Couldn't agree more - while I understand why teenage girls are attracted to Bella's tortured internal monologue in the books, the films can't portray this so Kristen Stewart just spends the films looking hurt and confused...and that's it.
Not only is it insulting to women, it's ridiculously irritating to watch.
While it's really nice to see girls geeking out over a genre movie like this, there's elements of it that really worry me, and Chud.com sums it up perfectly: -
"So if the mythology is paper thin, it must be the characters that keep drawing people in. Except that Bella is barely a character, and it's embarrassing watching Kristen Stewart have to play this absolute zero of a human being. Defined only by the men in her life, unable to do anything on her own, completely helpless in every way (there are a bizarre number of scenes where men drive Bella's truck for her, as if she's incapable of such an indelicate task as hitting the brakes), Bella is a retrograde nightmare.

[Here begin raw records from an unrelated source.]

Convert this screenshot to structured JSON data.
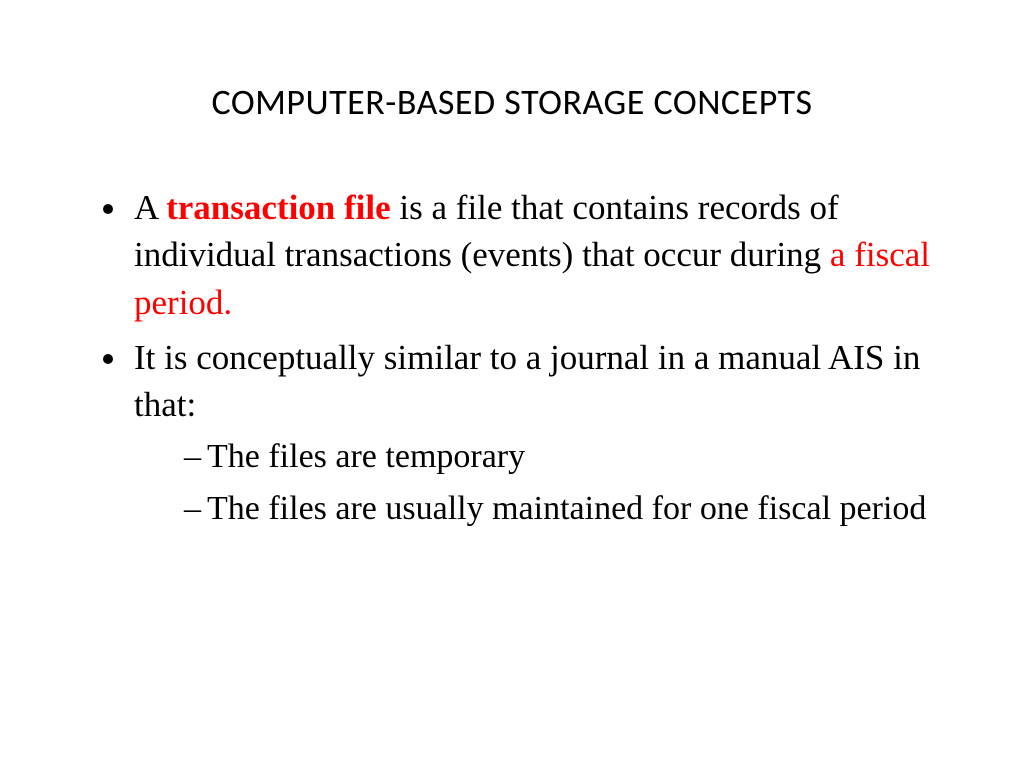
{
  "title": "COMPUTER-BASED STORAGE CONCEPTS",
  "bullets": [
    {
      "parts": [
        {
          "text": "A ",
          "class": ""
        },
        {
          "text": "transaction file",
          "class": "red bold"
        },
        {
          "text": " is a file that contains records of individual transactions (events) that occur during ",
          "class": ""
        },
        {
          "text": "a fiscal period.",
          "class": "red"
        }
      ]
    },
    {
      "parts": [
        {
          "text": "It is conceptually similar to a journal in a manual AIS in that:",
          "class": ""
        }
      ],
      "sub": [
        "The files are temporary",
        "The files are usually maintained for one fiscal period"
      ]
    }
  ]
}
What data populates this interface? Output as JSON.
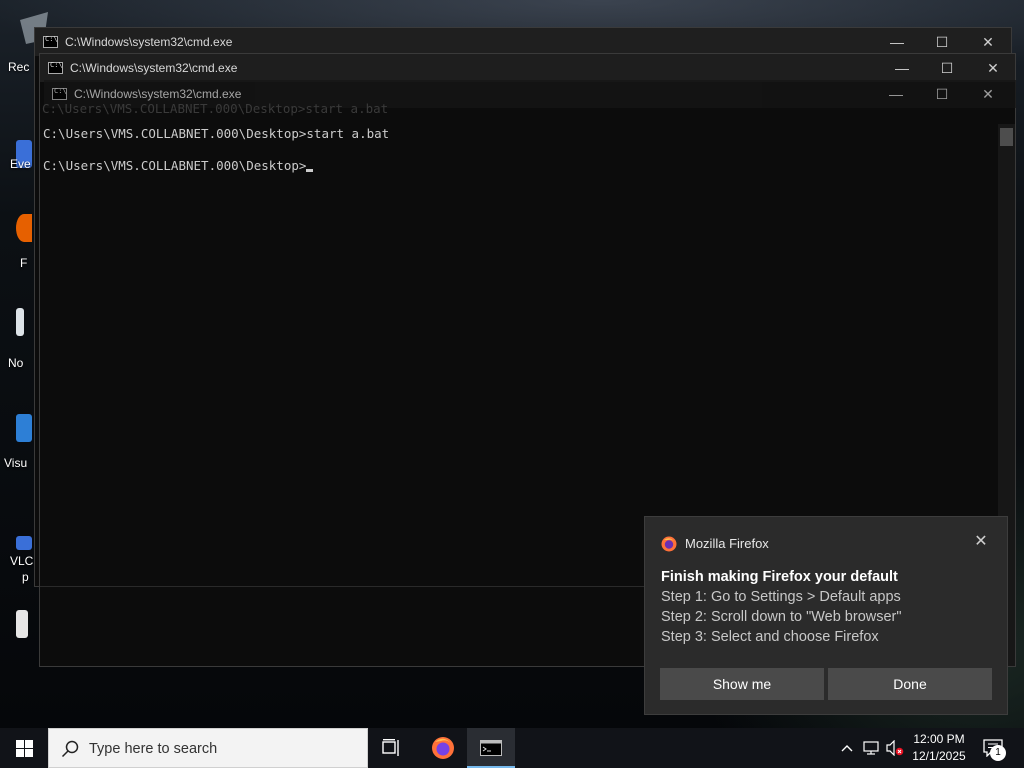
{
  "desktop": {
    "icons": [
      {
        "label": "Rec"
      },
      {
        "label": "Eve"
      },
      {
        "label": "F"
      },
      {
        "label": "No"
      },
      {
        "label": "Visu"
      },
      {
        "label": "VLC"
      },
      {
        "label": "p"
      }
    ]
  },
  "windows": [
    {
      "title": "C:\\Windows\\system32\\cmd.exe"
    },
    {
      "title": "C:\\Windows\\system32\\cmd.exe"
    },
    {
      "title": "C:\\Windows\\system32\\cmd.exe"
    }
  ],
  "window_controls": {
    "minimize": "—",
    "maximize": "☐",
    "close": "✕"
  },
  "console": {
    "ghost_line": "C:\\Users\\VMS.COLLABNET.000\\Desktop>start a.bat",
    "line1": "C:\\Users\\VMS.COLLABNET.000\\Desktop>start a.bat",
    "line2": "C:\\Users\\VMS.COLLABNET.000\\Desktop>"
  },
  "toast": {
    "app_name": "Mozilla Firefox",
    "close": "✕",
    "heading": "Finish making Firefox your default",
    "steps": [
      "Step 1: Go to Settings > Default apps",
      "Step 2: Scroll down to \"Web browser\"",
      "Step 3: Select and choose Firefox"
    ],
    "buttons": {
      "show_me": "Show me",
      "done": "Done"
    },
    "icon": "firefox-icon"
  },
  "taskbar": {
    "search_placeholder": "Type here to search",
    "time": "12:00 PM",
    "date": "12/1/2025",
    "notification_count": "1",
    "pinned": [
      "task-view-icon",
      "firefox-icon",
      "cmd-icon"
    ],
    "tray_icons": [
      "chevron-up-icon",
      "network-icon",
      "volume-muted-icon",
      "notification-icon"
    ],
    "accent": "#76b9ed"
  }
}
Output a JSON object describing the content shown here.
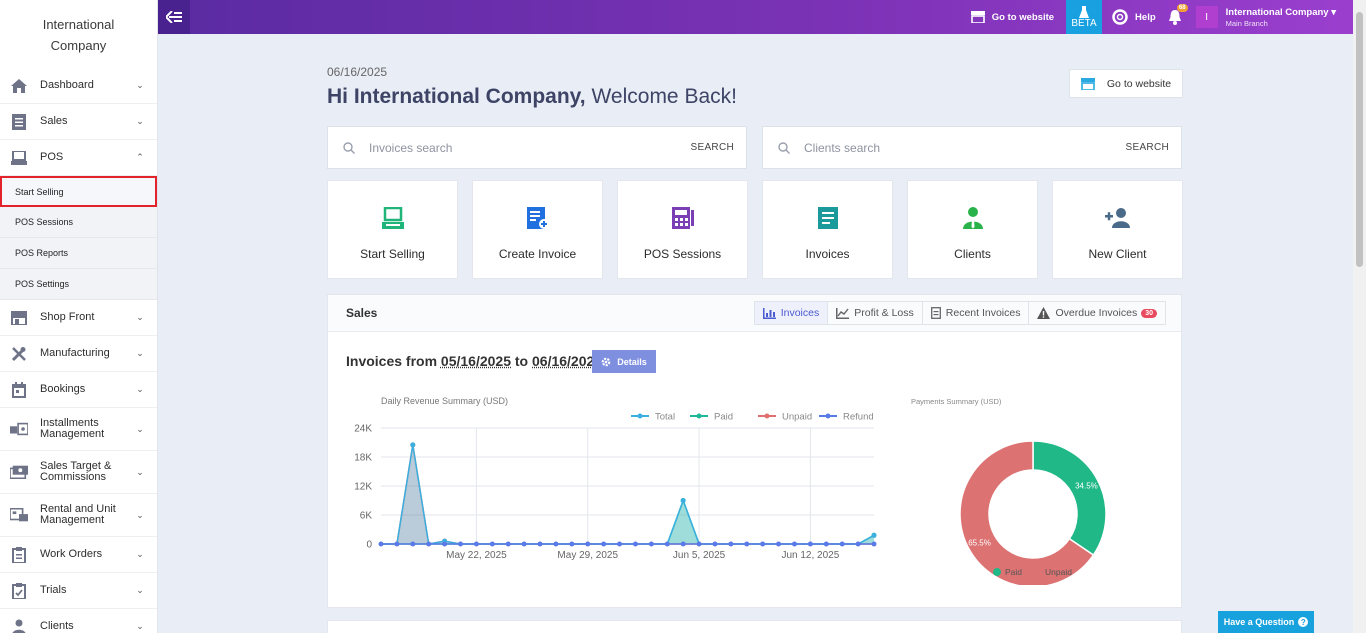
{
  "sidebar": {
    "brand": "International Company",
    "items": [
      {
        "label": "Dashboard",
        "icon": "home-icon"
      },
      {
        "label": "Sales",
        "icon": "invoice-icon"
      },
      {
        "label": "POS",
        "icon": "pos-terminal-icon"
      },
      {
        "label": "Shop Front",
        "icon": "storefront-icon"
      },
      {
        "label": "Manufacturing",
        "icon": "tools-icon"
      },
      {
        "label": "Bookings",
        "icon": "calendar-icon"
      },
      {
        "label": "Installments Management",
        "icon": "installments-icon"
      },
      {
        "label": "Sales Target & Commissions",
        "icon": "cash-icon"
      },
      {
        "label": "Rental and Unit Management",
        "icon": "rental-icon"
      },
      {
        "label": "Work Orders",
        "icon": "clipboard-icon"
      },
      {
        "label": "Trials",
        "icon": "checklist-icon"
      },
      {
        "label": "Clients",
        "icon": "client-icon"
      }
    ],
    "pos_sub": [
      "Start Selling",
      "POS Sessions",
      "POS Reports",
      "POS Settings"
    ]
  },
  "topbar": {
    "go_to_website": "Go to website",
    "beta": "BETA",
    "help": "Help",
    "notifications": "68",
    "avatar_letter": "I",
    "account_name": "International Company",
    "branch": "Main Branch"
  },
  "main": {
    "date": "06/16/2025",
    "greeting_name": "Hi International Company,",
    "greeting_rest": " Welcome Back!",
    "go_to_website": "Go to website",
    "invoices_search_placeholder": "Invoices search",
    "clients_search_placeholder": "Clients search",
    "search_label": "SEARCH",
    "tiles": [
      {
        "label": "Start Selling",
        "icon": "pos-terminal-icon",
        "color": "#1fb47a"
      },
      {
        "label": "Create Invoice",
        "icon": "create-invoice-icon",
        "color": "#2070e0"
      },
      {
        "label": "POS Sessions",
        "icon": "calculator-icon",
        "color": "#7b3fb5"
      },
      {
        "label": "Invoices",
        "icon": "document-icon",
        "color": "#1a9a9a"
      },
      {
        "label": "Clients",
        "icon": "client-icon",
        "color": "#2ab34a"
      },
      {
        "label": "New Client",
        "icon": "add-user-icon",
        "color": "#4a6a8a"
      }
    ]
  },
  "sales_panel": {
    "title": "Sales",
    "tabs": [
      "Invoices",
      "Profit & Loss",
      "Recent Invoices",
      "Overdue Invoices"
    ],
    "overdue_count": "30",
    "invoices_from": "Invoices from",
    "date_from": "05/16/2025",
    "to": "to",
    "date_to": "06/16/2025",
    "details": "Details"
  },
  "help_button": "Have a Question",
  "chart_data": [
    {
      "type": "line",
      "title": "Daily Revenue Summary (USD)",
      "x_tick_labels": [
        "May 22, 2025",
        "May 29, 2025",
        "Jun 5, 2025",
        "Jun 12, 2025"
      ],
      "ylim": [
        0,
        24000
      ],
      "y_tick_labels": [
        "24K",
        "18K",
        "12K",
        "6K",
        "0"
      ],
      "y_ticks": [
        24000,
        18000,
        12000,
        6000,
        0
      ],
      "grid": true,
      "legend_position": "top-right",
      "x_days": [
        "05/16",
        "05/17",
        "05/18",
        "05/19",
        "05/20",
        "05/21",
        "05/22",
        "05/23",
        "05/24",
        "05/25",
        "05/26",
        "05/27",
        "05/28",
        "05/29",
        "05/30",
        "05/31",
        "06/01",
        "06/02",
        "06/03",
        "06/04",
        "06/05",
        "06/06",
        "06/07",
        "06/08",
        "06/09",
        "06/10",
        "06/11",
        "06/12",
        "06/13",
        "06/14",
        "06/15",
        "06/16"
      ],
      "series": [
        {
          "name": "Total",
          "color": "#3ab0e0",
          "values": [
            0,
            0,
            20500,
            0,
            600,
            0,
            0,
            0,
            0,
            0,
            0,
            0,
            0,
            0,
            0,
            0,
            0,
            0,
            0,
            9000,
            0,
            0,
            0,
            0,
            0,
            0,
            0,
            0,
            0,
            0,
            0,
            1800
          ]
        },
        {
          "name": "Paid",
          "color": "#1fb896",
          "values": [
            0,
            0,
            0,
            0,
            0,
            0,
            0,
            0,
            0,
            0,
            0,
            0,
            0,
            0,
            0,
            0,
            0,
            0,
            0,
            9000,
            0,
            0,
            0,
            0,
            0,
            0,
            0,
            0,
            0,
            0,
            0,
            1800
          ]
        },
        {
          "name": "Unpaid",
          "color": "#e07070",
          "values": [
            0,
            0,
            20500,
            0,
            600,
            0,
            0,
            0,
            0,
            0,
            0,
            0,
            0,
            0,
            0,
            0,
            0,
            0,
            0,
            0,
            0,
            0,
            0,
            0,
            0,
            0,
            0,
            0,
            0,
            0,
            0,
            0
          ]
        },
        {
          "name": "Refund",
          "color": "#5a7ae8",
          "values": [
            0,
            0,
            0,
            0,
            0,
            0,
            0,
            0,
            0,
            0,
            0,
            0,
            0,
            0,
            0,
            0,
            0,
            0,
            0,
            0,
            0,
            0,
            0,
            0,
            0,
            0,
            0,
            0,
            0,
            0,
            0,
            0
          ]
        }
      ]
    },
    {
      "type": "pie",
      "title": "Payments Summary (USD)",
      "legend_position": "bottom",
      "slices": [
        {
          "name": "Paid",
          "value": 34.5,
          "label": "34.5%",
          "color": "#1fb886"
        },
        {
          "name": "Unpaid",
          "value": 65.5,
          "label": "65.5%",
          "color": "#dc7272"
        }
      ]
    }
  ]
}
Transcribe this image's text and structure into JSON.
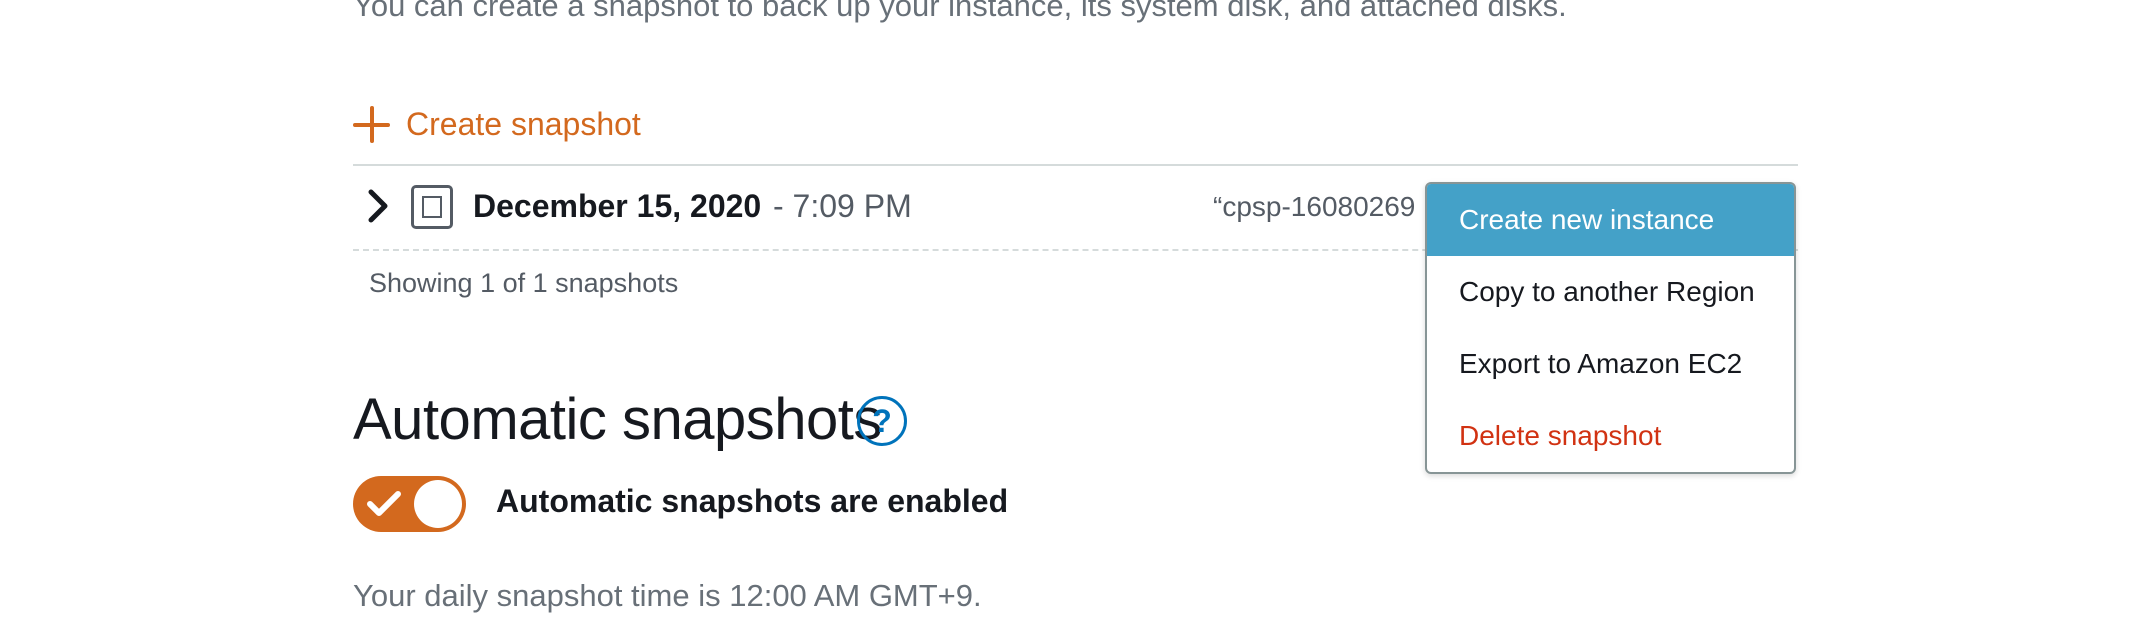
{
  "intro_text": "You can create a snapshot to back up your instance, its system disk, and attached disks.",
  "create_snapshot_label": "Create snapshot",
  "snapshot": {
    "date": "December 15, 2020",
    "time": "- 7:09 PM",
    "name": "“cpsp-16080269"
  },
  "showing_text": "Showing 1 of 1 snapshots",
  "context_menu": {
    "items": [
      {
        "label": "Create new instance"
      },
      {
        "label": "Copy to another Region"
      },
      {
        "label": "Export to Amazon EC2"
      },
      {
        "label": "Delete snapshot"
      }
    ]
  },
  "auto_snapshots": {
    "title": "Automatic snapshots",
    "help_glyph": "?",
    "toggle_label": "Automatic snapshots are enabled",
    "toggle_on": true,
    "daily_text": "Your daily snapshot time is 12:00 AM GMT+9."
  },
  "colors": {
    "accent": "#d3691e",
    "link": "#0073bb",
    "menu_highlight": "#44a1c8",
    "danger": "#d13212"
  },
  "icons": [
    "plus-icon",
    "chevron-right-icon",
    "snapshot-icon",
    "help-icon",
    "check-icon"
  ]
}
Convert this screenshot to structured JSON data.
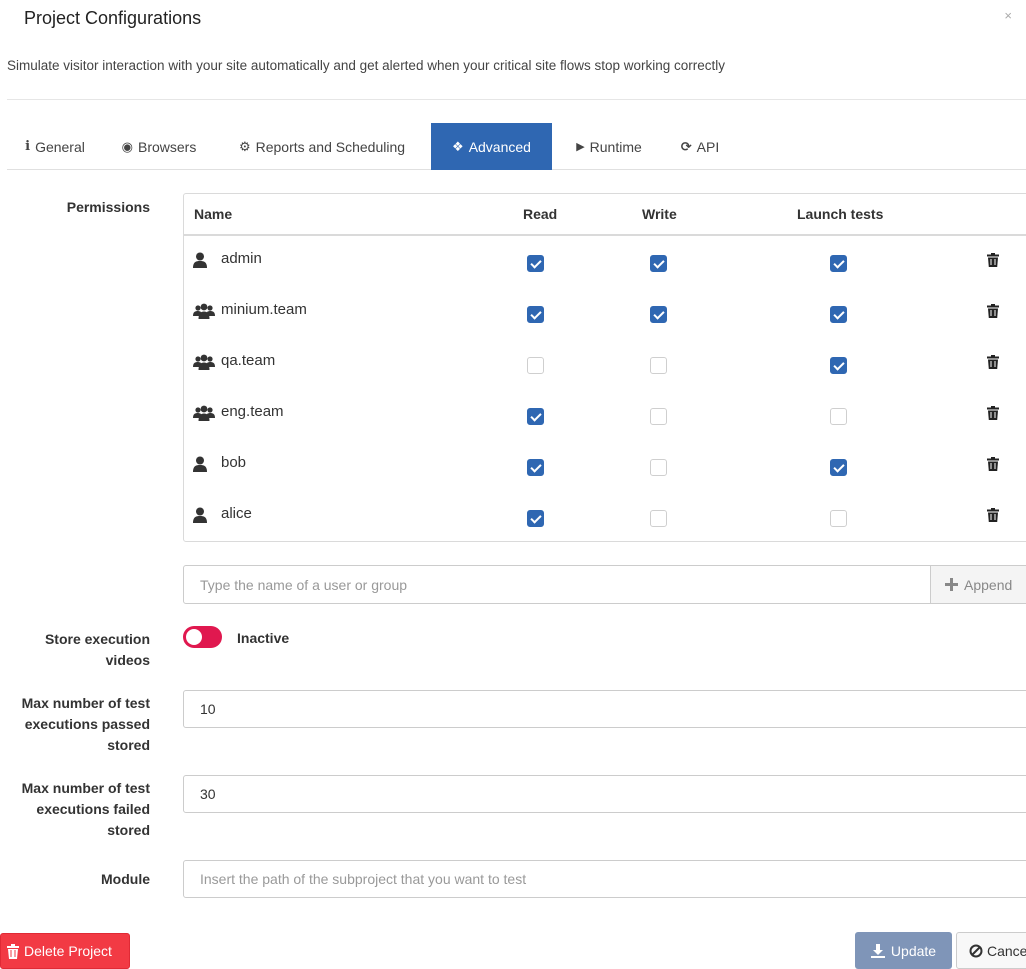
{
  "modal": {
    "title": "Project Configurations",
    "close_glyph": "×",
    "subtitle": "Simulate visitor interaction with your site automatically and get alerted when your critical site flows stop working correctly"
  },
  "tabs": [
    {
      "label": "General",
      "icon": "info-icon",
      "glyph": "i",
      "active": false
    },
    {
      "label": "Browsers",
      "icon": "globe-icon",
      "glyph": "◉",
      "active": false
    },
    {
      "label": "Reports and Scheduling",
      "icon": "cogs-icon",
      "glyph": "⚙",
      "active": false
    },
    {
      "label": "Advanced",
      "icon": "cubes-icon",
      "glyph": "❖",
      "active": true
    },
    {
      "label": "Runtime",
      "icon": "play-icon",
      "glyph": "▶",
      "active": false
    },
    {
      "label": "API",
      "icon": "refresh-icon",
      "glyph": "⟳",
      "active": false
    }
  ],
  "permissions": {
    "label": "Permissions",
    "columns": {
      "name": "Name",
      "read": "Read",
      "write": "Write",
      "launch": "Launch tests"
    },
    "rows": [
      {
        "name": "admin",
        "type": "user",
        "read": true,
        "write": true,
        "launch": true
      },
      {
        "name": "minium.team",
        "type": "group",
        "read": true,
        "write": true,
        "launch": true
      },
      {
        "name": "qa.team",
        "type": "group",
        "read": false,
        "write": false,
        "launch": true
      },
      {
        "name": "eng.team",
        "type": "group",
        "read": true,
        "write": false,
        "launch": false
      },
      {
        "name": "bob",
        "type": "user",
        "read": true,
        "write": false,
        "launch": true
      },
      {
        "name": "alice",
        "type": "user",
        "read": true,
        "write": false,
        "launch": false
      }
    ],
    "append_placeholder": "Type the name of a user or group",
    "append_label": "Append"
  },
  "store_videos": {
    "label_line1": "Store execution",
    "label_line2": "videos",
    "state_label": "Inactive",
    "enabled": false
  },
  "max_passed": {
    "label_line1": "Max number of test",
    "label_line2": "executions passed",
    "label_line3": "stored",
    "value": "10"
  },
  "max_failed": {
    "label_line1": "Max number of test",
    "label_line2": "executions failed",
    "label_line3": "stored",
    "value": "30"
  },
  "module": {
    "label": "Module",
    "placeholder": "Insert the path of the subproject that you want to test"
  },
  "footer": {
    "delete_label": "Delete Project",
    "update_label": "Update",
    "cancel_label": "Cance"
  },
  "colors": {
    "primary": "#2f67b2",
    "danger": "#f23a44",
    "toggle_off": "#e0184f",
    "update_disabled": "#7f95b8"
  }
}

If the Twilight books had been written by a man many of the grown women I know who love the series would have been disgusted by the appalling misogyny on display. Other, better writers have covered the series' Cro-Magnon take on sexual politics better than I could, but I will say that as it relates to New Moon these sexual politics essentially sink the movie. Bella's only emotional modes are horribly needy and annoyingly depressed; spending time with this character is torture. That anyone could relate to her on any level frightens me; I have to assume that it's Bella's utter blankness and emptiness as a character that allows girls to project themselves into her hollow shell."